Canadian student enrolment in formal programs increased by 10.9% throughout a 10 year period while international student growth represented 57.2% of growth in all program enrolments. 

“Previous analysis has shown that the reliance of universities on tuition as a revenue source has grown over the past decade and that international students, who pay substantially higher tuition than domestic students, are an important element of this growth, contributing an estimated 40% of all tuition fees and accounting for almost $4 billion in annual revenue for Canadian universities in 2018/2019,” the report by Statistics Canada finds. 

Two thirds of international students originate from China and about a quarter originate from India. International students in Canada originate from approximately 225 countries. Most international students enrol in Business and management. 

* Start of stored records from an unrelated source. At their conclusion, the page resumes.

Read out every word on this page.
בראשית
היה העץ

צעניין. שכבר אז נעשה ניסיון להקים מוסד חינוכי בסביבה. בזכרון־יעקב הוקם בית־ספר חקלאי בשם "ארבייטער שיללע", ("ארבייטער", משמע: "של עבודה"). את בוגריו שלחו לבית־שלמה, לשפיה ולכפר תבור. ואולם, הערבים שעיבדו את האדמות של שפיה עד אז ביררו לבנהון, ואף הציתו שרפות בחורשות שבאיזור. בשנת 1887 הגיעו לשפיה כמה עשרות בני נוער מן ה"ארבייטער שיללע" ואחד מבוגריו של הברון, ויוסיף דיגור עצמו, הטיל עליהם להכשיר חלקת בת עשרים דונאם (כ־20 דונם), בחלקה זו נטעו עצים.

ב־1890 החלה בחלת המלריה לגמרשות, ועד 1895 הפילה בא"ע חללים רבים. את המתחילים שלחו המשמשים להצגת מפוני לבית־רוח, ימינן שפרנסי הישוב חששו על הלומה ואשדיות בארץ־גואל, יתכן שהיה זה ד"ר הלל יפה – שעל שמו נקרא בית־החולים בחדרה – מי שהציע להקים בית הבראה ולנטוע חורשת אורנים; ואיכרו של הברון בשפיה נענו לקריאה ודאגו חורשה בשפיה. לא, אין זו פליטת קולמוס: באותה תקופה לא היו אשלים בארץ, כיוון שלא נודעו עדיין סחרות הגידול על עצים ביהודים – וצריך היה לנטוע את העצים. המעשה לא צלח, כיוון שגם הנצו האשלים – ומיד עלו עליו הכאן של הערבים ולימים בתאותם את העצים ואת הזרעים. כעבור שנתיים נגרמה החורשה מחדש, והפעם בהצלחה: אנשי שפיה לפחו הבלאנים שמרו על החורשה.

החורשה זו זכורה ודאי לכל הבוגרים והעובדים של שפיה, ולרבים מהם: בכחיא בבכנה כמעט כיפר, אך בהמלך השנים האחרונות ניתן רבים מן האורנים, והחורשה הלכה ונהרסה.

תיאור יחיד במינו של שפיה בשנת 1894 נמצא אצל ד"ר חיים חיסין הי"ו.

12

The report comes after Statistics Canada found that universities face up to $3.4 billion in losses due to COVID-19. Most of the losses are attributed to border restrictions for international students.

The report also finds a substantial decrease in  the humanities while STEM fields such as Business, management, mathematics and computer science are increasing. Statistics Canada believes that this is a reflection of changing labour market demands. Previous surveys saw respondents with arts or humanities degrees express that they were “overqualified” for their occupation. 

The increasing enrolment of mathematics and computer science may represent the increasing “digitization” of the community. 

“[The increasing enrolment of mathematics and computer science] reflects the increased digitalization of society in general where, according to a recent study, jobs associated with the digital economy (+37.0%) grew much more than the total economy (+8.6%) from 2010 to 2017,” Statistics Canada reports.